Salvatore Cernuzio – Città del Vaticano
L’appello di Papa Francesco è un sussurro ma risuono potente tra i cipressi e gli alberi di ulivo del Cimitero Militare francese di Roma, luogo di storia e memoria dove ha scelto quest’anno di celebrare la Messa per tutti i fedeli defunti. In particolare, come detto ieri all’Angelus, per le vittime della guerra. Le guerre mondiali, come pure le guerre combattute “a pezzi” ancora oggi, in ogni angolo del globo.
Fiori bianchi sulle tombe
Il Pontefice incede lento in processione nel lungo corridoio che separa le distese di verde, sotto l’ombra di cipressi e alberi di ulivo, in cui sorgono le lapidi dei soldati francesi deceduti durante la Seconda Guerra mondiale. Lapidi tutte uguali: una croce in marmo che sovrasta la scritta “Mort pour la France”. In questo storico sito romano arroccato sulla collina di Monte Mario, sconosciuto a molti cittadini della Capitale ma di grande importanza per i francesi a Roma, Francesco arriva in anticipo di quasi mezz’ora, superando in auto l’ingresso che reca l’incisione “Cimitière Militaire Français” – Campagne d’Italie 1943 – 1944”.
Mentre il coro intona un canto, il Papa gira da solo, in un silenzio orante, tra le lapidi. Si dirige anzitutto in un vialetto lastricato di tombe sulle quali depone rose bianche, per poi fermarsi per qualche istante in preghiera, a mani giunte e occhi chiusi, dinanzi ad alcune di esse. Finito questo “cammino”, Francesco saluta alcuni dei presenti e i sacerdoti concelebranti, quindi, indossati i paramenti, si dirige verso l’altare decorato da fiori gialli e allestito sotto una tensostruttura bianca che ripara dall’insolito sole quasi primaverile. Le letture sono in francese, i canti in italiano. Alla Messa, celebrata all’aria aperta, sono presenti numerosi fedeli.
Tutti in cammino
L’omelia del Pontefice è interamente a braccio, come ogni anno in questa ricorrenza. Francesco inizia ricordando una scritta all’ingresso di un cimitero in un villaggio del nord Italia: “Tu che passi, ferma il passo, e pensa dei tuoi passi all’ultimo passo”. Un invito che ha colpito profondamente il Papa che ne aveva fatto già menzione in un’omelia a Santa Marta del 2016 e che oggi offre lo spunto per rammentare a tutti i fedeli che “la vita è un cammino” e che “tutti noi siamo in cammino”. “Se vogliamo fare qualcosa nella vita è un cammino, non una passeggiata, un cammino”.
Tanti sono i passi che compiamo ogni giorno “davanti a tanti fatti storici, tante situazioni difficili, tanti cimiteri”.
“Tutti avremo un ultimo passo.
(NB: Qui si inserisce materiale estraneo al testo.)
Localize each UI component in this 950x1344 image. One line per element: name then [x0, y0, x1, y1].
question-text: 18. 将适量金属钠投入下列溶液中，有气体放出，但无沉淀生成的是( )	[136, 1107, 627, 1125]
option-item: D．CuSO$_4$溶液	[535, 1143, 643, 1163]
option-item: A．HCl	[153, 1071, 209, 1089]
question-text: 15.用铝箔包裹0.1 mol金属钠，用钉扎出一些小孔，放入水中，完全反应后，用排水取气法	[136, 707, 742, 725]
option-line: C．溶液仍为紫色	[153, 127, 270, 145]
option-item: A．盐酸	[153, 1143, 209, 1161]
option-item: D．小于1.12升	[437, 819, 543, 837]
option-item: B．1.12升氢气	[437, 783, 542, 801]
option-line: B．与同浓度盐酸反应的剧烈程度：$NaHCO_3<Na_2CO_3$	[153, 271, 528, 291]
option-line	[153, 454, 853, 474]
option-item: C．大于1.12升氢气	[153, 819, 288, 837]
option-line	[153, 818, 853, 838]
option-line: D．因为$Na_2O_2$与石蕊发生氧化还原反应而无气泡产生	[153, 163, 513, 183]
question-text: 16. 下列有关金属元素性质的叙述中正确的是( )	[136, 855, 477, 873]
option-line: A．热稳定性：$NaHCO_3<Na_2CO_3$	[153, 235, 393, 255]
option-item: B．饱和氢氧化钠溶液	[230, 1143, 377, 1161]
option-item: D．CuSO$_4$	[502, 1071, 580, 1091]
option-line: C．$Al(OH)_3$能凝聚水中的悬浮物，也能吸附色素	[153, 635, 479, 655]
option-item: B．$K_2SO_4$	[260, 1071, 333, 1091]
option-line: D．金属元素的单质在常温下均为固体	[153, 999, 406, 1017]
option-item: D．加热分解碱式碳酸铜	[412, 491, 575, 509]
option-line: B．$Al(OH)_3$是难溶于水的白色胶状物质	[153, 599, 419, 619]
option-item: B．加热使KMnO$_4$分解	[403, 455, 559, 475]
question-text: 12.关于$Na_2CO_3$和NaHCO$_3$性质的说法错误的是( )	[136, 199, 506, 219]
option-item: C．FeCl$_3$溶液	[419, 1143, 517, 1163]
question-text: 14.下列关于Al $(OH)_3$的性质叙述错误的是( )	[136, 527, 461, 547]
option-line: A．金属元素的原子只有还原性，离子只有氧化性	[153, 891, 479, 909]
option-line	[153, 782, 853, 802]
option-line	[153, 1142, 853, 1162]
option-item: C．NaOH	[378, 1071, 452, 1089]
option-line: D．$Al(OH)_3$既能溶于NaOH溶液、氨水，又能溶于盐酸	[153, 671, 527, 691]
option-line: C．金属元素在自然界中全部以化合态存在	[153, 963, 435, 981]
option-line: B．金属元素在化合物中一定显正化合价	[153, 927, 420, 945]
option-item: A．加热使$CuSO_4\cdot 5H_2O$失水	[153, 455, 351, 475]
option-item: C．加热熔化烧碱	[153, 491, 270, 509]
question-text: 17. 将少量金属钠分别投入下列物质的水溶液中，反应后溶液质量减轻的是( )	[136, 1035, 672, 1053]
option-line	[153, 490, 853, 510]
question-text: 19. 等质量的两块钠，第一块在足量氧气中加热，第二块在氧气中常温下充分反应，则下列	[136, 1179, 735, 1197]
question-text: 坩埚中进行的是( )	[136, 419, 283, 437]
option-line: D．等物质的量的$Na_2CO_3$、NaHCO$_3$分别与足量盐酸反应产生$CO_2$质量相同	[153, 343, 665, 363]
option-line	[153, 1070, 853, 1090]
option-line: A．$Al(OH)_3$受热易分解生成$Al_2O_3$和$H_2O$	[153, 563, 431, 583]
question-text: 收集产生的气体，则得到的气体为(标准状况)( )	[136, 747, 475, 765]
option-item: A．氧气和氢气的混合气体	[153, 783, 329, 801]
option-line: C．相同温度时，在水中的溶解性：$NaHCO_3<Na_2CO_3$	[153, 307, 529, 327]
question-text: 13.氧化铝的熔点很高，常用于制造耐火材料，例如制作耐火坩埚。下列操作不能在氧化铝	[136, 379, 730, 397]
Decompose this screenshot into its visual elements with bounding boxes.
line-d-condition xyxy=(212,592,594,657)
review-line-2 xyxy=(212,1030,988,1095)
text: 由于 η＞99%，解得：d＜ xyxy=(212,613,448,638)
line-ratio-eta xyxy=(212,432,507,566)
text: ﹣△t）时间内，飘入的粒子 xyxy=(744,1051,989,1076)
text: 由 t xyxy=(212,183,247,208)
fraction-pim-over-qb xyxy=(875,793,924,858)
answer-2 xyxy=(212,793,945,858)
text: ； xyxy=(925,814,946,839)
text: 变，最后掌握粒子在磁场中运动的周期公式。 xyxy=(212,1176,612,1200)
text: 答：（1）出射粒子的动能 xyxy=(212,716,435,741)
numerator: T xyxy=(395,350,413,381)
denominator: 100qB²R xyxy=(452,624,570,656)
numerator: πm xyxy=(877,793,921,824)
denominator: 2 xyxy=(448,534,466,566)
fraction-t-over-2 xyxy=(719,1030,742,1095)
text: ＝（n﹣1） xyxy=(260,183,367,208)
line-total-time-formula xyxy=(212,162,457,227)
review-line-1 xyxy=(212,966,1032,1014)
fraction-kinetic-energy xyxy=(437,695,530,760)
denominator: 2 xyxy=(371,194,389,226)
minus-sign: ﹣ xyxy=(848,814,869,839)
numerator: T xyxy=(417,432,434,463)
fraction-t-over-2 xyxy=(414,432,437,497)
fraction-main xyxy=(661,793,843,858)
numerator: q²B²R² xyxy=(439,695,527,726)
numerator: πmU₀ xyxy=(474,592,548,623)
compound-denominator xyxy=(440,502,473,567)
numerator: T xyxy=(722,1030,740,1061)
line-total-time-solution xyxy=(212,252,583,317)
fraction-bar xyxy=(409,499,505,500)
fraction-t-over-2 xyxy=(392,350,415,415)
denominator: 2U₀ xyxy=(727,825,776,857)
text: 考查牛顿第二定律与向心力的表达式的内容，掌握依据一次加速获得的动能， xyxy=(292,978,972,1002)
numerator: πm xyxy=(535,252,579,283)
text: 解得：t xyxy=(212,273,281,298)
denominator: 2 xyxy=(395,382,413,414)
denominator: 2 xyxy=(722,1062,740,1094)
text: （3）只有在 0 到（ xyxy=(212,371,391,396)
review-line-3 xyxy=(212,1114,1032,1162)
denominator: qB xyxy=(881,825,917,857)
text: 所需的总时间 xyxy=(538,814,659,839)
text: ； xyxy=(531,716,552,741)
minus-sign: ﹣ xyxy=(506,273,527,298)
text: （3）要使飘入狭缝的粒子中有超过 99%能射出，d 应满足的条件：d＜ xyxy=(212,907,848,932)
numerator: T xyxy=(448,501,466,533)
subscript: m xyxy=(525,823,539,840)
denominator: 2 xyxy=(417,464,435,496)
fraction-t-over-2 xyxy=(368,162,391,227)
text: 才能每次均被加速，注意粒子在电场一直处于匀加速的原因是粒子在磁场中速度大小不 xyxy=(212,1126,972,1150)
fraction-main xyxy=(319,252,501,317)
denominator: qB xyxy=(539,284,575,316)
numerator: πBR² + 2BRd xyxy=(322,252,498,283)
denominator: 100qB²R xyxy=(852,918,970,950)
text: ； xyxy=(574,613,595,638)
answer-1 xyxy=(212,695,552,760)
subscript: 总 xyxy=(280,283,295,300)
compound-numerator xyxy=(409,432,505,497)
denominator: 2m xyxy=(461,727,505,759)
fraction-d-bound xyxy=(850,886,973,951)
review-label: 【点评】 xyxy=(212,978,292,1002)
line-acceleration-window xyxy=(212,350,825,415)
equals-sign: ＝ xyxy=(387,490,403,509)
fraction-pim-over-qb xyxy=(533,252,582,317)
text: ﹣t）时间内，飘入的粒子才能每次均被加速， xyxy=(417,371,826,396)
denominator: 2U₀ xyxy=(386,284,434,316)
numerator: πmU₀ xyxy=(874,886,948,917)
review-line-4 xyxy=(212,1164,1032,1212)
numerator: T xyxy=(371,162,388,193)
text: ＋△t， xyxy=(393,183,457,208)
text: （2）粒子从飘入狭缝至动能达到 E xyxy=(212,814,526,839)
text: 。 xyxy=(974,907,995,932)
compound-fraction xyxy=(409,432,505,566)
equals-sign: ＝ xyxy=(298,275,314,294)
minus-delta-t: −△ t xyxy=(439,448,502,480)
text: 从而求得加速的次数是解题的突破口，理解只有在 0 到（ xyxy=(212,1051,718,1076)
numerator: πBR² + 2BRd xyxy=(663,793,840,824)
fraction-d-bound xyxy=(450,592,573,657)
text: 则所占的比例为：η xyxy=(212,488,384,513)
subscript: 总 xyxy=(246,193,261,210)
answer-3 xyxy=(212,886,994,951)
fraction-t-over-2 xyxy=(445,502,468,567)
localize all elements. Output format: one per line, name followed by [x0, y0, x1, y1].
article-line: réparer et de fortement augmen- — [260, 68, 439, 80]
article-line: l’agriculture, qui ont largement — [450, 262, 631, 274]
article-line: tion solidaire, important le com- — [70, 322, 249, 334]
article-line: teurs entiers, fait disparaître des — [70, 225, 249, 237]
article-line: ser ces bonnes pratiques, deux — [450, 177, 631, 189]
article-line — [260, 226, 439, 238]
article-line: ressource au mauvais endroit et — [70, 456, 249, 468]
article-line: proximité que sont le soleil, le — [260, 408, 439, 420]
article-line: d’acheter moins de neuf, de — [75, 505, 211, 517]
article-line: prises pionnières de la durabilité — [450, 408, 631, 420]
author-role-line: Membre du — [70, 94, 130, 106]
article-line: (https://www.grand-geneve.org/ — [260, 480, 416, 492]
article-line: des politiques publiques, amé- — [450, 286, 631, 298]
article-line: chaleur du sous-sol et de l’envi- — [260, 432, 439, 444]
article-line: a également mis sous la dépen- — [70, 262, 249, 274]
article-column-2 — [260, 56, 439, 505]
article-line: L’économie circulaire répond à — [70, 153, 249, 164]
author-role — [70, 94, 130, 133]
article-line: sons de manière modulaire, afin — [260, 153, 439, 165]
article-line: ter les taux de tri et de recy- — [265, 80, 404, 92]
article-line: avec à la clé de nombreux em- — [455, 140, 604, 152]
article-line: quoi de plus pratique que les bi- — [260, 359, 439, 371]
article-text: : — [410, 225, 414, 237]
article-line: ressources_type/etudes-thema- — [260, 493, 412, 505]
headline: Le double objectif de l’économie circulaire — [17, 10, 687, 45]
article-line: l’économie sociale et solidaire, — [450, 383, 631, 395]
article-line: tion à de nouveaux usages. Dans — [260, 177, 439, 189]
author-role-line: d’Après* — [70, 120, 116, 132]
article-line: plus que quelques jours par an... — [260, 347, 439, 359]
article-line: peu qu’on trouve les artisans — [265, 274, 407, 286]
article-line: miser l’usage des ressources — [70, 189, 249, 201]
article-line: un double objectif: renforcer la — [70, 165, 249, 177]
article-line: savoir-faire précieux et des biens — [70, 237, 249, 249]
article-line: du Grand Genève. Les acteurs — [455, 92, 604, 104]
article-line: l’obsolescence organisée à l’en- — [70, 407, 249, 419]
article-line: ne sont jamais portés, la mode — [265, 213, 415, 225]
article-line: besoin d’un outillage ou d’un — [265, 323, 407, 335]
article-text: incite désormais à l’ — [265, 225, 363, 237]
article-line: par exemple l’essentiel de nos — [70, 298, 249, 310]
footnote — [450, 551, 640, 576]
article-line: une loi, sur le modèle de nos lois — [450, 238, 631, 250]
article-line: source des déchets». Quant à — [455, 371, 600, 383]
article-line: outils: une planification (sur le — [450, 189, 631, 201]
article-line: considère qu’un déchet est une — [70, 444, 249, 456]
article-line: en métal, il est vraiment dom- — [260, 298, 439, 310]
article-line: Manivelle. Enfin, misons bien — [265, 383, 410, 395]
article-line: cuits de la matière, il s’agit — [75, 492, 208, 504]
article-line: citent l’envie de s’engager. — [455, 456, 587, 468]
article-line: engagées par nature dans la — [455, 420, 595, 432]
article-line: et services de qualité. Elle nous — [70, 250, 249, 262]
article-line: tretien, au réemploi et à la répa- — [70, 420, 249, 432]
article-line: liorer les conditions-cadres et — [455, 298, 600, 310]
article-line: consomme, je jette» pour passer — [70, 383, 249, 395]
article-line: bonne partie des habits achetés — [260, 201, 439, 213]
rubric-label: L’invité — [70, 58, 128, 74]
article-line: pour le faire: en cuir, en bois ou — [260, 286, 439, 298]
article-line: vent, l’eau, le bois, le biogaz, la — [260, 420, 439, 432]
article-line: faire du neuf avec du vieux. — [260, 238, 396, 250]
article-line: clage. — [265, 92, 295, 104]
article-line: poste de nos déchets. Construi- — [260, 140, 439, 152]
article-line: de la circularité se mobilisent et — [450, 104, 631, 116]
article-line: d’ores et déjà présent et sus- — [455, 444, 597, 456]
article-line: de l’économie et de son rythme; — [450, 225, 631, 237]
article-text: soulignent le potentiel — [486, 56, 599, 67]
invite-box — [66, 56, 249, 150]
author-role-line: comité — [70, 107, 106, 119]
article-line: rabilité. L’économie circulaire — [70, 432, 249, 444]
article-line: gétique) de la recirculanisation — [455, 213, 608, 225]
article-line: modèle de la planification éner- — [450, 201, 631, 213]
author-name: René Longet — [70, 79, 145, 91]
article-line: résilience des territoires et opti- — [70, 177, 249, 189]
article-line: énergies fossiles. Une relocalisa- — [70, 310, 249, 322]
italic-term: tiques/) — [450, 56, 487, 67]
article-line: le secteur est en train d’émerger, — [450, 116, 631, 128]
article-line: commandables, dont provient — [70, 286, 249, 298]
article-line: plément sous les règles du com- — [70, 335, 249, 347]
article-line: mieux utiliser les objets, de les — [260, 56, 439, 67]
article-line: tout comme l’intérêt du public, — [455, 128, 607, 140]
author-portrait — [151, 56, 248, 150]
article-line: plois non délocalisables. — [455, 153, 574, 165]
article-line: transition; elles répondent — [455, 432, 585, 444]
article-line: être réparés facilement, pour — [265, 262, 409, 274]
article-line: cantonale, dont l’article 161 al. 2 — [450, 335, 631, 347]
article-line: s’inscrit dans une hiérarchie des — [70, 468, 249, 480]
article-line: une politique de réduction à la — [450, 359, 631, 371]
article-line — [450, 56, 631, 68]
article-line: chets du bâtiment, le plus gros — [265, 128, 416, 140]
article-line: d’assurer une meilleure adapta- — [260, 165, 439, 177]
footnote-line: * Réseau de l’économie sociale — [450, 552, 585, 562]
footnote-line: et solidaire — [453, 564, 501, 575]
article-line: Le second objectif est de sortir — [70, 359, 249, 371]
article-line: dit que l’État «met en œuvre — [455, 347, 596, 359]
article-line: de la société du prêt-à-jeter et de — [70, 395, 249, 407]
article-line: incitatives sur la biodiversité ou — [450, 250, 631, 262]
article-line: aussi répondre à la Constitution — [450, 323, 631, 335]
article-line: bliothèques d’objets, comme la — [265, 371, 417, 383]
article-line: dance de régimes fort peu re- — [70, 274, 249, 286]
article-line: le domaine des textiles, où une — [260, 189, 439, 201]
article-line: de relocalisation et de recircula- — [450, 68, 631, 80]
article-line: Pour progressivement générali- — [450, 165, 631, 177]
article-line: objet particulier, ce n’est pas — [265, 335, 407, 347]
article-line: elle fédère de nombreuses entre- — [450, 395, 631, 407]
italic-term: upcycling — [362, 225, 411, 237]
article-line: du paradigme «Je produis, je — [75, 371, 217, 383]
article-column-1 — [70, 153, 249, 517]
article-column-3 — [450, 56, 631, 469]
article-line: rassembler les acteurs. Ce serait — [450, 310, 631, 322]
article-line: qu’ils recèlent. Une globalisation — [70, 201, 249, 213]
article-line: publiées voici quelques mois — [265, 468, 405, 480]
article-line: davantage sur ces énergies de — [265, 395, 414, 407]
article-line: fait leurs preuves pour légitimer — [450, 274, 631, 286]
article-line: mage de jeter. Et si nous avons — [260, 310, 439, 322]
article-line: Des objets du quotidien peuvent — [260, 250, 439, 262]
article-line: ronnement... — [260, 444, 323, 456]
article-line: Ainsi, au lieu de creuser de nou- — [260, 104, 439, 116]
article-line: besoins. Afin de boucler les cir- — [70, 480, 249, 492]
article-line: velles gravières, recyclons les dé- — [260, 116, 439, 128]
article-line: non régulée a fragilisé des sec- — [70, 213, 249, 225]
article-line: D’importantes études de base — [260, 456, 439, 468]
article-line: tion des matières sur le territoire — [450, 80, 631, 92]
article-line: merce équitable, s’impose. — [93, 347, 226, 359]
Qualcuno potrà dire: ‘Ma padre, non sia così luttuoso, non sia così tragico’. L’importante che quell’ultimo passo ci trovi in cammino, non in un labirinto senza fine”.
La guerra mangia le vittime
Guardando alle tombe dei caduti in guerra, Papa Francesco esprime un secondo pensiero: “Questa gente è brava gente, è morta in guerra. Morta perché è stata chiamata a difendere la patria, difendere valori, ideali e tante altre volte difendere situazioni politiche tristi e lamentabili”.
Dio conosce il nome di tutti noi
Con la mente il Papa ricorda i cimiteri militari visitati in passato, sempre in occasione del 2 novembre: Anzio, nel 2017, e Redipuglia, nel 2014. Poi commemora i caduti e dispersi nel Piave: “Tanti sono rimasti lì”, come pure le vittime nello sbarco in Normandia. Di nuovo con lo sguardo alle lapidi del Cimitero francese di Roma, Francesco dice di essere rimasto colpito dalla scritta davanti a una tomba: “Inconnu”, sconosciuto, “Mort pour la France”, morto per la Francia. Una tomba anonima, come migliaia di altre nei Cimiteri di guerra. “Neppure il nome…”, osserva il Papa.
“Nel cuore di Dio c’è il nome di tutti noi, ma questa è la tragedia della guerra. Sono sicuro che tutti questi sono con il Signore ma noi ci stiamo in cammino? Lottiamo sufficientemente perché non ci siano le guerre? Perché non ci sia l’economia dei Paesi fortificate per le industrie delle armi?”.
Le tombe, un messaggio di pace
“Oggi – dice il Vescovo di Roma – la predica dovrebbe essere guardare le tombe”. Tombe che “sono un messaggio di pace”. È qui che il Papa lancia il suo appello:
“Fermatevi fratelli, sorelle. Fermatevi fabbricatori di armi”, “queste tombe parlano, gridano da sé stesse, gridano pace”.